African-American Art from the Permanent Collection
Introduction
This exhibition brings together the work of seven AfricanAmerican artists whose lives span the century between the Civil War and the Civil Rights Movement. Their lives and works were intertwined with striving for both assimilation and separate identity, as they actively pursued achievements in art and social equity.
During the Civil War and Reconstruction, African-Americans had limited opportunities for education in the arts and few patrons to support them. Yet Edward Bannister, active in the Abolitionist movement, adopted the French Barbizon style and became a successful artist in Providence in the 1880s. The post-Reconstruction era saw a backlash against programs meant to foster better opportunities for Blacks. Henry Tanner suffered through the prejudice and violence of Philadelphia before a patron came forward to support a trip to Paris in the 1890s, where he assimilated the French impressionist style into his religious paintings.
By the 1920s, an expanding urban African-America middle class in New York and a growing pride in Black culture-music, poetry, dance and art--led to the Harlem Renaissance and the New Negro Movement. With this new encouragement for an African-American art, Aaron Douglas combined the linearity of Art Deco and the angularity of Precisionism to convey the history and rich cultural heritage of his race in paintings and murals, while James Van Der Zee recorded Harlem's proud citizens in his photography studio. Even those who worked outside the mainstream of the Black Art Movement consciously sought African subjects, like Nancy Elizabeth Prophet, whose own struggles against poverty and prejudice lend power to her sculptures.
The financial crash of 1929 ended the Harlem Renaissance. President Roosevelt's new Works Progress Administration, with its commissions for public murals, became crucial to the survival of Black artists. Jacob Lawrence, among many others, received his early artistic training through the WPA. Both Lawrence and Roy De Carava came to their artistic maturity during the Civil Rights Movement and reflected in their artwork the nation's struggle for social equality.
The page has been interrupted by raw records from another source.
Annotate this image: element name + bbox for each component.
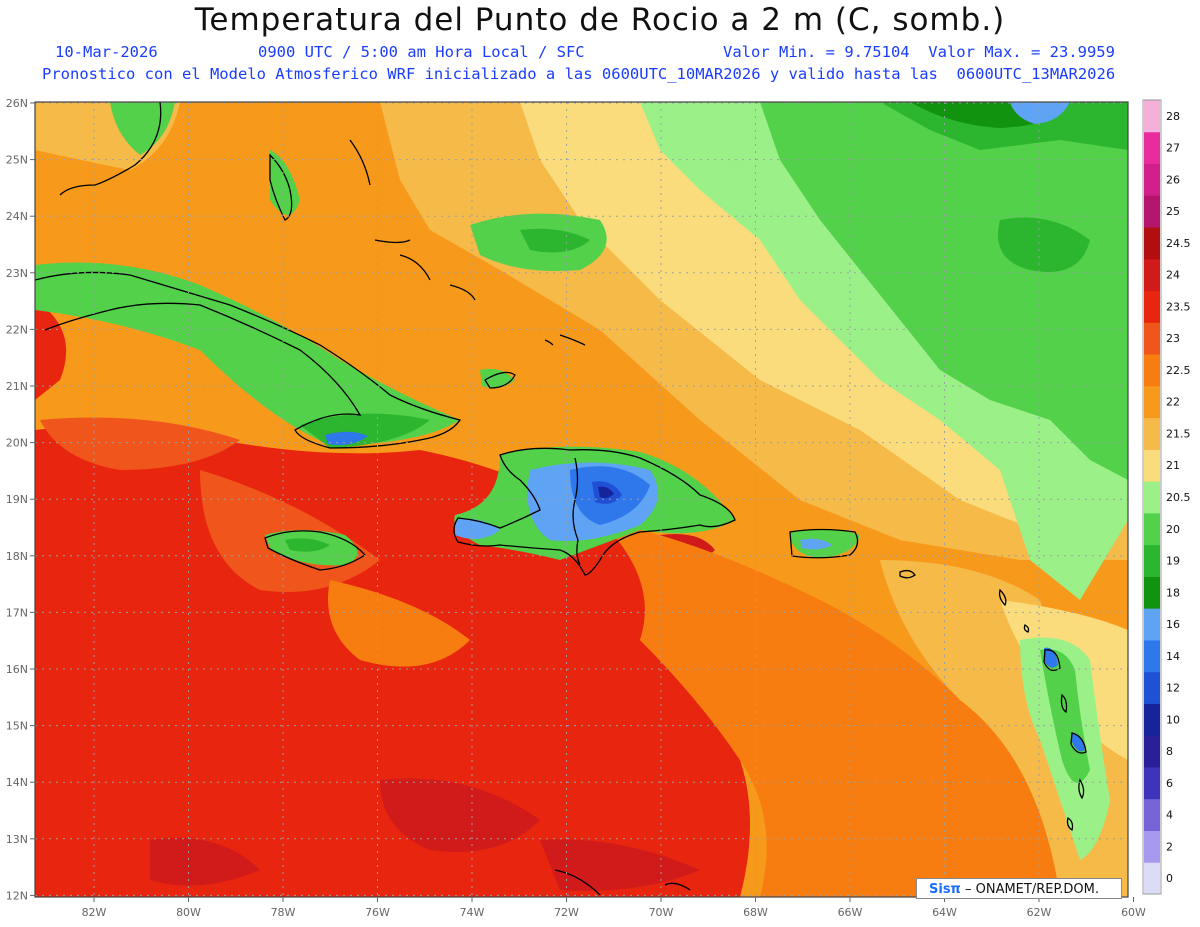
legend-swatch bbox=[1144, 735, 1160, 768]
lat-label: 20N bbox=[6, 437, 28, 450]
legend-swatch bbox=[1144, 227, 1160, 260]
legend-label: 10 bbox=[1166, 713, 1180, 726]
legend-swatch bbox=[1144, 512, 1160, 546]
credit-box: Sisπ – ONAMET/REP.DOM. bbox=[916, 878, 1122, 899]
lat-label: 26N bbox=[6, 97, 28, 110]
lon-label: 68W bbox=[743, 906, 768, 919]
lat-label: 16N bbox=[6, 663, 28, 676]
legend-swatch bbox=[1144, 163, 1160, 196]
legend-swatch bbox=[1144, 195, 1160, 228]
legend-label: 20 bbox=[1166, 523, 1180, 536]
lon-label: 78W bbox=[271, 906, 296, 919]
legend-swatch bbox=[1144, 766, 1160, 800]
lat-label: 22N bbox=[6, 323, 28, 336]
legend-label: 14 bbox=[1166, 650, 1180, 663]
lon-label: 66W bbox=[838, 906, 863, 919]
lon-label: 82W bbox=[82, 906, 107, 919]
legend-label: 26 bbox=[1166, 173, 1180, 186]
lat-label: 19N bbox=[6, 493, 28, 506]
lat-label: 17N bbox=[6, 606, 28, 619]
credit-org: – ONAMET/REP.DOM. bbox=[964, 882, 1100, 897]
legend-swatch bbox=[1144, 131, 1160, 165]
graticule bbox=[35, 102, 1128, 897]
lat-label: 15N bbox=[6, 720, 28, 733]
legend-swatch bbox=[1144, 449, 1160, 482]
lon-label: 60W bbox=[1121, 906, 1146, 919]
legend-label: 25 bbox=[1166, 205, 1180, 218]
lat-label: 12N bbox=[6, 889, 28, 902]
legend-swatch bbox=[1144, 417, 1160, 450]
forecast-time: 0900 UTC / 5:00 am Hora Local / SFC bbox=[258, 43, 585, 61]
legend-swatch bbox=[1144, 608, 1160, 641]
min-max-values: Valor Min. = 9.75104 Valor Max. = 23.995… bbox=[723, 43, 1115, 61]
legend-swatch bbox=[1144, 481, 1160, 514]
lat-label: 21N bbox=[6, 380, 28, 393]
lat-label: 24N bbox=[6, 210, 28, 223]
legend-swatch bbox=[1144, 703, 1160, 736]
lat-label: 13N bbox=[6, 833, 28, 846]
legend-label: 2 bbox=[1166, 840, 1173, 853]
legend-swatch bbox=[1144, 258, 1160, 292]
model-description: Pronostico con el Modelo Atmosferico WRF… bbox=[42, 65, 1116, 83]
lon-label: 62W bbox=[1027, 906, 1052, 919]
color-legend: 2827262524.52423.52322.52221.52120.52019… bbox=[1142, 99, 1191, 895]
legend-swatch bbox=[1144, 290, 1160, 323]
lon-label: 64W bbox=[932, 906, 957, 919]
legend-label: 0 bbox=[1166, 872, 1173, 885]
legend-label: 28 bbox=[1166, 110, 1180, 123]
legend-label: 22 bbox=[1166, 396, 1180, 409]
legend-label: 21 bbox=[1166, 459, 1180, 472]
legend-swatch bbox=[1144, 671, 1160, 704]
legend-label: 6 bbox=[1166, 777, 1173, 790]
legend-label: 20.5 bbox=[1166, 491, 1191, 504]
legend-label: 19 bbox=[1166, 555, 1180, 568]
legend-label: 4 bbox=[1166, 809, 1173, 822]
lon-label: 70W bbox=[649, 906, 674, 919]
legend-swatch bbox=[1144, 862, 1160, 895]
legend-label: 21.5 bbox=[1166, 427, 1191, 440]
lat-label: 25N bbox=[6, 154, 28, 167]
legend-swatch bbox=[1144, 354, 1160, 387]
lat-label: 14N bbox=[6, 776, 28, 789]
latitude-axis: 26N 25N 24N 23N 22N 21N 20N 19N 18N 17N 16N 15N 14N 1… bbox=[6, 97, 35, 902]
legend-label: 8 bbox=[1166, 745, 1173, 758]
legend-label: 12 bbox=[1166, 682, 1180, 695]
legend-swatch bbox=[1144, 798, 1160, 831]
legend-swatch bbox=[1144, 322, 1160, 355]
legend-label: 16 bbox=[1166, 618, 1180, 631]
lat-label: 18N bbox=[6, 550, 28, 563]
legend-swatch bbox=[1144, 544, 1160, 577]
sispi-logo: Sisπ bbox=[929, 882, 961, 897]
legend-label: 27 bbox=[1166, 142, 1180, 155]
legend-swatch bbox=[1144, 639, 1160, 673]
lon-label: 74W bbox=[460, 906, 485, 919]
legend-label: 23 bbox=[1166, 332, 1180, 345]
coastlines bbox=[35, 102, 1087, 896]
lat-label: 23N bbox=[6, 267, 28, 280]
legend-label: 24.5 bbox=[1166, 237, 1191, 250]
lon-label: 76W bbox=[365, 906, 390, 919]
lon-label: 80W bbox=[176, 906, 201, 919]
legend-label: 18 bbox=[1166, 586, 1180, 599]
longitude-axis: 82W 80W 78W 76W 74W 72W 70W 68W 66W 64W 62W 60W bbox=[82, 897, 1146, 919]
lon-label: 72W bbox=[554, 906, 579, 919]
forecast-date: 10-Mar-2026 bbox=[55, 43, 158, 61]
legend-label: 23.5 bbox=[1166, 300, 1191, 313]
legend-swatch bbox=[1144, 576, 1160, 609]
legend-swatch bbox=[1144, 830, 1160, 863]
legend-label: 24 bbox=[1166, 269, 1180, 282]
legend-swatch bbox=[1144, 385, 1160, 419]
legend-swatch bbox=[1144, 100, 1160, 133]
legend-label: 22.5 bbox=[1166, 364, 1191, 377]
map-title: Temperatura del Punto de Rocio a 2 m (C,… bbox=[194, 2, 1006, 38]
Many saw themselves as role models. They set out to prove their worth to those who challenged their abilities simply because of the color of their skin, and drove themselves to achieve monumental projects and subsequent acclaim. All influenced the course of social history as well as the history of American art, and it is only in this larger context that they may truly be appreciated.
Although a comprehensive exhibition of African-American art in this period would have to include the work of many more artists, such as Robert Stuart Duncanson (1821-1872), Mary Edmonia Lewis (1843-1912), Augusta Savage (1900-1962) and Romare Bearden (1912-1989), the seven shown here are those represented in the Museum's permanent collection, with additions from several local private collections. We hope that this small sampling will provide an historical background for the Studio Museum in Harlem exhibition in the Farago Wing, which covers the period 1968 to 1993.